How to be the bravest person in the room
by Meg Dedolph
Last week, I went into the city to call a contra dance.
There were a handful of enthusiasts who have been dancing for a long time and like to come out every time there’s a dance on. There were a lot of folks who have been dancing for a little while – this series has lots of young people who like to come – and there were a lot of people who had never done this before.
AKA, the bravest people in the room.
I was thinking about what to tell these folks during the introductory lesson I teach, and it always comes down to some variation on this message: Thank you for being brave enough to be bad at something new.
(I admit, I got that off an inspirational poster I saw on Instagram.)
It’s hard to find a way to tell someone that I don’t expect them to be any good at what I’m teaching them to do because nobody is any good when they try something for the first time. It’s one of those truths that sounds like an insult.
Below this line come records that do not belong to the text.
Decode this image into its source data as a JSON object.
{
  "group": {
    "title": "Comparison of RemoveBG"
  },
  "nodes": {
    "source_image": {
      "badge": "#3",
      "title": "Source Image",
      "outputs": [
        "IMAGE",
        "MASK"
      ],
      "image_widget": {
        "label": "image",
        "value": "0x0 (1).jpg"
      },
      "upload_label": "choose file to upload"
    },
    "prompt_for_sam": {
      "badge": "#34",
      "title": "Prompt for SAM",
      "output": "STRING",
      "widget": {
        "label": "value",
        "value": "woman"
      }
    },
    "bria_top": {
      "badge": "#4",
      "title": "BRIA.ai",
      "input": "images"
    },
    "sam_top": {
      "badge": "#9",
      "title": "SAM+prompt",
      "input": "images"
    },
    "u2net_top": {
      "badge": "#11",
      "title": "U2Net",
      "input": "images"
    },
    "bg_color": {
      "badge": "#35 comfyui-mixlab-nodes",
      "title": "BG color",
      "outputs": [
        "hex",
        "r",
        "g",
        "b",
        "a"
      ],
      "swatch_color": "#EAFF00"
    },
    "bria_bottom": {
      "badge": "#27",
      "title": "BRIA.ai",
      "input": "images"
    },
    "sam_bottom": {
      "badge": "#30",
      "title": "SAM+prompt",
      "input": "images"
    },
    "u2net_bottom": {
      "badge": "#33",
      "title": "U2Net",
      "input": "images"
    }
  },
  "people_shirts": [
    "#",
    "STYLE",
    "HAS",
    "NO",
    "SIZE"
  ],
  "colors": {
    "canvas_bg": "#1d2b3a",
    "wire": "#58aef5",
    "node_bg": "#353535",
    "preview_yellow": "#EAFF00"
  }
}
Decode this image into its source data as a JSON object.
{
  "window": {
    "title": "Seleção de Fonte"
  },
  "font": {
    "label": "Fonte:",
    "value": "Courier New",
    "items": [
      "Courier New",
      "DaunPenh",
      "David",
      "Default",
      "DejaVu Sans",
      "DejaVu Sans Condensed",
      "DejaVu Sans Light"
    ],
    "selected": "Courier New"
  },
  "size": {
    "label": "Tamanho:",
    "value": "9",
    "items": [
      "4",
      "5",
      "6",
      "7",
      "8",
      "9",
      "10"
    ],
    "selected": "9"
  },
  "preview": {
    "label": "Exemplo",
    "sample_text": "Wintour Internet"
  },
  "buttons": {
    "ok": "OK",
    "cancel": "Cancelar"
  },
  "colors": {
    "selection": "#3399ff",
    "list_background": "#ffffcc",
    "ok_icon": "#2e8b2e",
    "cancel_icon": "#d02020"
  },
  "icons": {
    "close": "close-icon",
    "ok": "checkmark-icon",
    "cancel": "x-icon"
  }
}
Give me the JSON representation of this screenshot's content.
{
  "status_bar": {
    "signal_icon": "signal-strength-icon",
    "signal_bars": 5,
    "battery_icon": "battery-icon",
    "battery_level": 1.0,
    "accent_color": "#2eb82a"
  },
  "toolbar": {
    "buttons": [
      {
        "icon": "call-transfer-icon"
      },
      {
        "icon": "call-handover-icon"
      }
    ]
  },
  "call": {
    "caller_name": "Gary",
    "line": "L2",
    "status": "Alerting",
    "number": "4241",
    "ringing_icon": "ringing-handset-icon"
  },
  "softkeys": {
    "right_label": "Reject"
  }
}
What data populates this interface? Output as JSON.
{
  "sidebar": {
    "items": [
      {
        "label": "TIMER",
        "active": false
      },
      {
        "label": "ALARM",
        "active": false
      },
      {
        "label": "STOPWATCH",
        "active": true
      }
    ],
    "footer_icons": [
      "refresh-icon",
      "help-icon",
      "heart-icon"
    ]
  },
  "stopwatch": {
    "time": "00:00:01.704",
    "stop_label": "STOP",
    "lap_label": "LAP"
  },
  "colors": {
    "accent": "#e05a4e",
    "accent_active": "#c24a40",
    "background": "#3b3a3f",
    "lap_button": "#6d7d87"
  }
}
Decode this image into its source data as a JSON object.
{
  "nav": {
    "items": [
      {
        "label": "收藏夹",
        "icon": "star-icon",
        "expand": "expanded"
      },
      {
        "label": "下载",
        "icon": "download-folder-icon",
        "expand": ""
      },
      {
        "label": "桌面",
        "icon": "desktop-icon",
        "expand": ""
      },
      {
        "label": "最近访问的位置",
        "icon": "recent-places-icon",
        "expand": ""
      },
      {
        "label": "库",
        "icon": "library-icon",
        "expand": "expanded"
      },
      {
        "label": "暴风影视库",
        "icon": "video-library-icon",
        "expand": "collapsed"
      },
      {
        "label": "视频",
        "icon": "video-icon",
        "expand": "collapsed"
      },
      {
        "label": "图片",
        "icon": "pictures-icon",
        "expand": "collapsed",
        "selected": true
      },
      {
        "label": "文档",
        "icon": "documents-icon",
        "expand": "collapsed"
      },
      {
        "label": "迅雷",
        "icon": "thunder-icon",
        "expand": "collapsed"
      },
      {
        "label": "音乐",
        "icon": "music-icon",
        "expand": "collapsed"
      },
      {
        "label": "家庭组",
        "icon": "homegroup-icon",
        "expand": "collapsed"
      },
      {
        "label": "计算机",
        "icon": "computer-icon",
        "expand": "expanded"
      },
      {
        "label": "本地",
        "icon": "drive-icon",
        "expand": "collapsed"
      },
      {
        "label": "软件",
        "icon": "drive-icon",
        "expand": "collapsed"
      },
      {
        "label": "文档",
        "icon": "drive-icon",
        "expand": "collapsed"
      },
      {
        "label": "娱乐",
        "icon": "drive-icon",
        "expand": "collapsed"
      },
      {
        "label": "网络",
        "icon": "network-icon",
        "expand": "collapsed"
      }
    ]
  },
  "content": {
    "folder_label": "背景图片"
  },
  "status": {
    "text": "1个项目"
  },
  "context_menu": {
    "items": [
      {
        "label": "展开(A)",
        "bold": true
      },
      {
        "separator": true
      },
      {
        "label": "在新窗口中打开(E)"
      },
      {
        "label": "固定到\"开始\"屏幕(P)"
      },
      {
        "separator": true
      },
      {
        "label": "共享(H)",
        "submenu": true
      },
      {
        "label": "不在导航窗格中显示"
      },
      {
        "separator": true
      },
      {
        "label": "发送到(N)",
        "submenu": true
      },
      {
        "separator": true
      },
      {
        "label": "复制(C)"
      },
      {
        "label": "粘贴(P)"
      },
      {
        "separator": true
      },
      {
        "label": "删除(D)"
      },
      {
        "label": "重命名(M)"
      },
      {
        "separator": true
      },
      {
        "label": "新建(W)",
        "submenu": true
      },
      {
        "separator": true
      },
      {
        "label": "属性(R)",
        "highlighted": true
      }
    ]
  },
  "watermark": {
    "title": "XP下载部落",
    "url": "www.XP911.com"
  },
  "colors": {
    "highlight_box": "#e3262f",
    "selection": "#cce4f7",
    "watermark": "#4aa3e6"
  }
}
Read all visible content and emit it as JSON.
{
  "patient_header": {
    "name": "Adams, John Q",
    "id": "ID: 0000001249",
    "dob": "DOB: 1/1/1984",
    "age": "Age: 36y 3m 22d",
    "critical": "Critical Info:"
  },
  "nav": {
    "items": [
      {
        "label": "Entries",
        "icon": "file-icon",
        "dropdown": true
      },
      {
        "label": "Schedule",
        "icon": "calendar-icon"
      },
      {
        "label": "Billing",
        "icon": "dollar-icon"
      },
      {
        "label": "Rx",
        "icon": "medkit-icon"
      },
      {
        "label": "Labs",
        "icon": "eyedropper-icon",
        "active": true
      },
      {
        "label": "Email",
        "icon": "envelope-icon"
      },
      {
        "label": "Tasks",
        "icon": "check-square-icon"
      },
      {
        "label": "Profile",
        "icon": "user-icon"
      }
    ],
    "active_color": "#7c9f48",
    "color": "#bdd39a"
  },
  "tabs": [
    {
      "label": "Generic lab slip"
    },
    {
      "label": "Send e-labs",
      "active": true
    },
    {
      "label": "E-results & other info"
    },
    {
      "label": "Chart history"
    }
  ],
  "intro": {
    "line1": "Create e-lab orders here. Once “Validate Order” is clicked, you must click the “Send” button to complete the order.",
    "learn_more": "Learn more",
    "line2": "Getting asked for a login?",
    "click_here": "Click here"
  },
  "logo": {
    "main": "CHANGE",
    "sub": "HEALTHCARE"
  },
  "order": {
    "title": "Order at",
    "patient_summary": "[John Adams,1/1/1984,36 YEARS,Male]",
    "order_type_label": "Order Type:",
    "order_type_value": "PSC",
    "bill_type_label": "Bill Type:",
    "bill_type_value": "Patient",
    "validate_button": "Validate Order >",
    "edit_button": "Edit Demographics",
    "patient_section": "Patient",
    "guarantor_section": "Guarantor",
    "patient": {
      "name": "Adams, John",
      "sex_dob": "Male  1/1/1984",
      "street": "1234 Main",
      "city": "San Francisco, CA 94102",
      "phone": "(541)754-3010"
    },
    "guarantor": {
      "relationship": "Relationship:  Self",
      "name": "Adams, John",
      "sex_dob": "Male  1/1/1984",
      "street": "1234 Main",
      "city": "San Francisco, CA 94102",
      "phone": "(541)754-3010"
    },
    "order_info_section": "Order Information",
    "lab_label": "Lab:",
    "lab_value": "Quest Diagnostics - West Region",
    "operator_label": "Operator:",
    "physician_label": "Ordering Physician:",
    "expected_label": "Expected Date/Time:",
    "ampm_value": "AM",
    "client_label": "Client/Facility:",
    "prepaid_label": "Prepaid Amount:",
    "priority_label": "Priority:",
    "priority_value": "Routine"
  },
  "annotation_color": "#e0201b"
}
It’s especially hard to tell adults this, because we all have an idea for the kinds of activities we’re going to be successful at and it’s hard to get people to do something they think they're going to be bad at for a long time. I feel certain I could learn to weave on a loom; I am confident I would be no good in an adult basketball league.
(Interesting aside: I rarely have to say something like this to kids. They are better than adults at trying something new with no attachment to the outcome.)
But imagine the freedom if you know nobody in the room expects you to be good at this thing you're trying. Nobody's going to judge you for the questions you ask, or how fast you learn as long as you're trying.
And once you get that down?
What if you had the same expectations for yourself? What would you try if you weren't afraid of failing?